Jen and I are recently back from a week staying in Newton Stewart in Galloway. This is a beautiful and varied area with good, though often rough walking, in the hills and lots of coastline to explore.
The highlights were probably a walk in the delightfully named Range of the Awful Hand and bouldering on the idyllic Labrax beach.

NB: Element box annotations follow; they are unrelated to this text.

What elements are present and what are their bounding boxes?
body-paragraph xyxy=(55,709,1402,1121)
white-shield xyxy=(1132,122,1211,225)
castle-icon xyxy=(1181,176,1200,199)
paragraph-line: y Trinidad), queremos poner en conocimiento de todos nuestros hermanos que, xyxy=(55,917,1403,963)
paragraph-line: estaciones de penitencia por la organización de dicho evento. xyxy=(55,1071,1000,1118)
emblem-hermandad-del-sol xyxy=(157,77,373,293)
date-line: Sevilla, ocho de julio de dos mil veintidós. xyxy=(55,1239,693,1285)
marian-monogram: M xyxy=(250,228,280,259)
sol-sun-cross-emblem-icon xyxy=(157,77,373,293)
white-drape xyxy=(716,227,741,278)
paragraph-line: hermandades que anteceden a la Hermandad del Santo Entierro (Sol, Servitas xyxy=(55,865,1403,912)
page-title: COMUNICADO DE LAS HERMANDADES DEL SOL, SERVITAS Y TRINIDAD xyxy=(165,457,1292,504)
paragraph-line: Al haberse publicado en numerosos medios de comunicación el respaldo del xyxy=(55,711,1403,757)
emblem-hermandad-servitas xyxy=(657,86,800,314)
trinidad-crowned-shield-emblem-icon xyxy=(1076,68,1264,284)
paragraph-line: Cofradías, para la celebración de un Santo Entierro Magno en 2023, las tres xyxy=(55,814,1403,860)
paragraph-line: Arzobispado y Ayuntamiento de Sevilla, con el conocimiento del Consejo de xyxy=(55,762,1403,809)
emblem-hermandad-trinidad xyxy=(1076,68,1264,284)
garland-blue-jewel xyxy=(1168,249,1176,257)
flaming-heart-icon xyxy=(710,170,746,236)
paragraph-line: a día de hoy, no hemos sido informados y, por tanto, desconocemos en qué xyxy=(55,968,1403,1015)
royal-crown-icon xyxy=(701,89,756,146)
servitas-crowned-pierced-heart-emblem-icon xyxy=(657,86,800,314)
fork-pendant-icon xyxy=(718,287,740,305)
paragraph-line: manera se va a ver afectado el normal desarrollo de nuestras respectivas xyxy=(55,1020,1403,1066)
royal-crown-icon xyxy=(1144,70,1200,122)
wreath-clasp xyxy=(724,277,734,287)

The walk started from the Bell Memorial car park and took in Shalloch on Minnoch, Tarfessock, Carmaddie Brae, and Kirriereoch Hill. This gave an excellent ridge walk. Access on and off the hills makes use of forest firebreaks and the walk is best saved for a dry period or a frosty day. If descending via the West Ridge of Kirriereoch Hill it’s worth heading up to the track on the North side of the Pillow Burn as soon as possible as the firebreak around the burn becomes very rough. We shortened the road walking by going via the buildings at Tarfessock and crossing the river west of here. However, the ford marked on the map doesn’t really exist and it’s probably only an option during a dry spell.
Labrax beach is on the West side of the Rhinns of Galloway North of Portpatrick. It’s reached by a long drive down a rough farm track. There are what look lie very good routes on the slabs there, but we bouldered on very solid sea washed greywacke boulders and pinnacles often with good sandy landings.